De aan de deskundige te stellen vragen
2.7.
Partijen hebben in hun aktes na tussenvonnis vragen aan de deskundige voorgesteld. De kantonrechter zal een gedeelte van deze vragen. overnemen. Een aantal vragen, met name afkomstig van de zijde van [b.v.] Koeriers, zal de kantonrechter echter niet overnemen.

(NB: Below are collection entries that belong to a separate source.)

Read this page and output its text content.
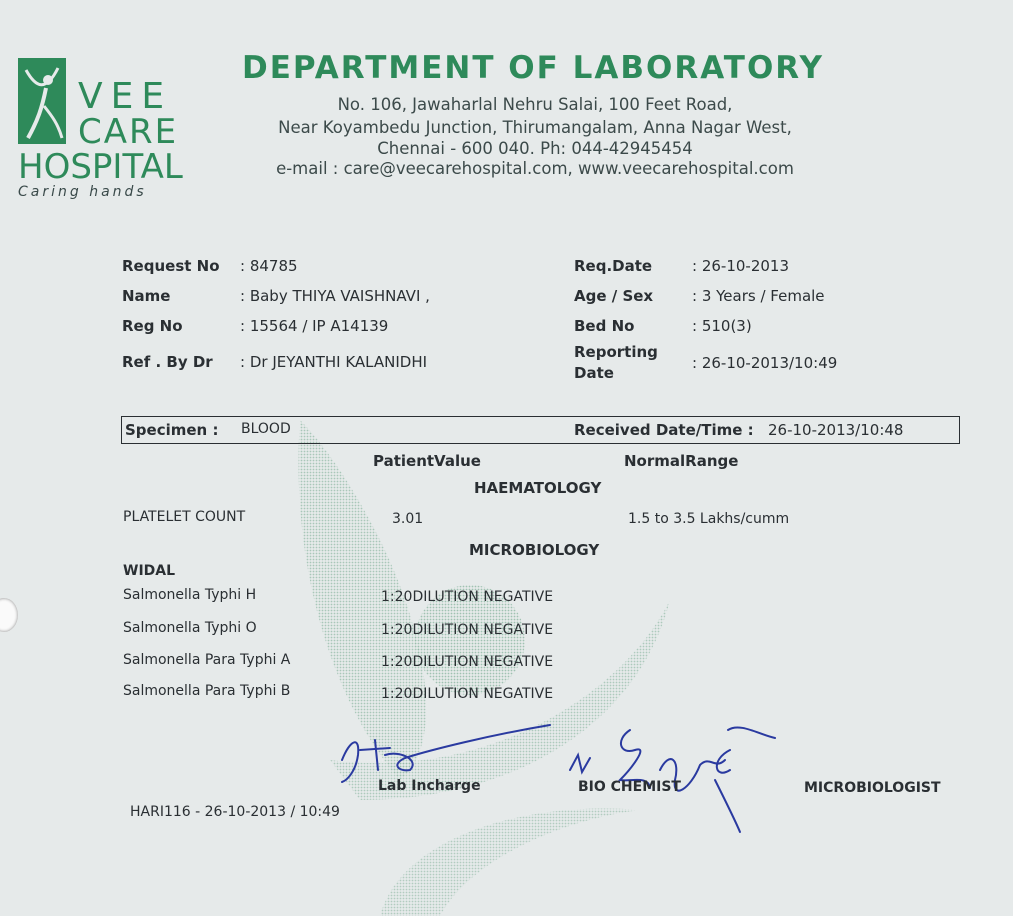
VEE
CARE
HOSPITAL
Caring hands
DEPARTMENT OF LABORATORY
No. 106, Jawaharlal Nehru Salai, 100 Feet Road,
Near Koyambedu Junction, Thirumangalam, Anna Nagar West,
Chennai - 600 040. Ph: 044-42945454
e-mail : care@veecarehospital.com, www.veecarehospital.com
Request No	: 84785
Name	: Baby THIYA VAISHNAVI ,
Reg No	: 15564 / IP A14139
Ref . By Dr	: Dr JEYANTHI KALANIDHI
Req.Date	: 26-10-2013
Age / Sex	: 3 Years / Female
Bed No	: 510(3)
Reporting
Date
: 26-10-2013/10:49
Specimen : BLOOD	Received Date/Time : 26-10-2013/10:48
PatientValue	NormalRange
HAEMATOLOGY
PLATELET COUNT	3.01	1.5 to 3.5 Lakhs/cumm
MICROBIOLOGY
WIDAL
Salmonella Typhi H	1:20DILUTION NEGATIVE
Salmonella Typhi O	1:20DILUTION NEGATIVE
Salmonella Para Typhi A	1:20DILUTION NEGATIVE
Salmonella Para Typhi B	1:20DILUTION NEGATIVE
Lab Incharge	BIO CHEMIST	MICROBIOLOGIST
HARI116 - 26-10-2013 / 10:49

Daartoe is het volgende redengevend.
2.8.
Het kader van het deskundigenonderzoek is, zoals hiervoor al gememoreerd, dat de deskundige een onderzoek zal uitvoeren naar de vraag of [b.v.] Koeriers, op basis van de verzekeringen die zij ten tijde van het verkeersongeval van [eiser] op 11 oktober 2017 had afgesloten, aan haar verzekeringsplicht als werkgever heeft voldaan, in die zin dat [b.v.] Koeriers een behoorlijke verzekering had afgesloten voor werknemers van wie de werkzaamheden ertoe kunnen leiden dat zij als bestuurder van een motorvoertuig betrokken raken bij een verkeersongeval. De deskundige moet in dat verband beoordelen wat de destijds bestaande verzekeringsmogelijkheden waren, waarbij ook van belang is tegen betaling van welke premies die verzekeringen konden worden verkregen en wat destijds de heersende maatschappelijke opvattingen waren over de vraag voor welke schade een behoorlijke verzekering dekking moet verlenen.
2.9.
De deskundige hoeft, anders dan [eiser] voorstelt, naar het oordeel van de kantonrechter niet te onderzoeken welke bedragen door de ongevallenverzekeraars aan [eiser] zijn uitgekeerd, aangezien die bedragen tussen partijen niet in geschil zijn en daarmee in deze procedure vaststaan. Zoals onder 2.19. van het tussenvonnis is vastgesteld, hebben de ongevallenverzekeraars een bedrag van in totaal € 6.629,42 aan [eiser] uitgekeerd.
2.10.
In het tussenvonnis heeft de kantonrechter (onder 4.25.) ook overwogen dat in de jurisprudentie van de Hoge Raad tot dusverre geen uitzondering op de vereiste verzekeringsdekking is gemaakt voor lagere gradaties van schuld dan opzet of bewuste roekeloosheid, in die zin dat onder omstandigheden ook dan géén vergoedingsplicht voor de werkgever zou bestaan en dat om die reden geen grond bestaat om de door [b.v.] Koeriers bepleite - verdergaande - uitzondering hierop in geval van lichtere vormen van schuld aan te nemen. Daarmee is dit geschilpunt beslecht.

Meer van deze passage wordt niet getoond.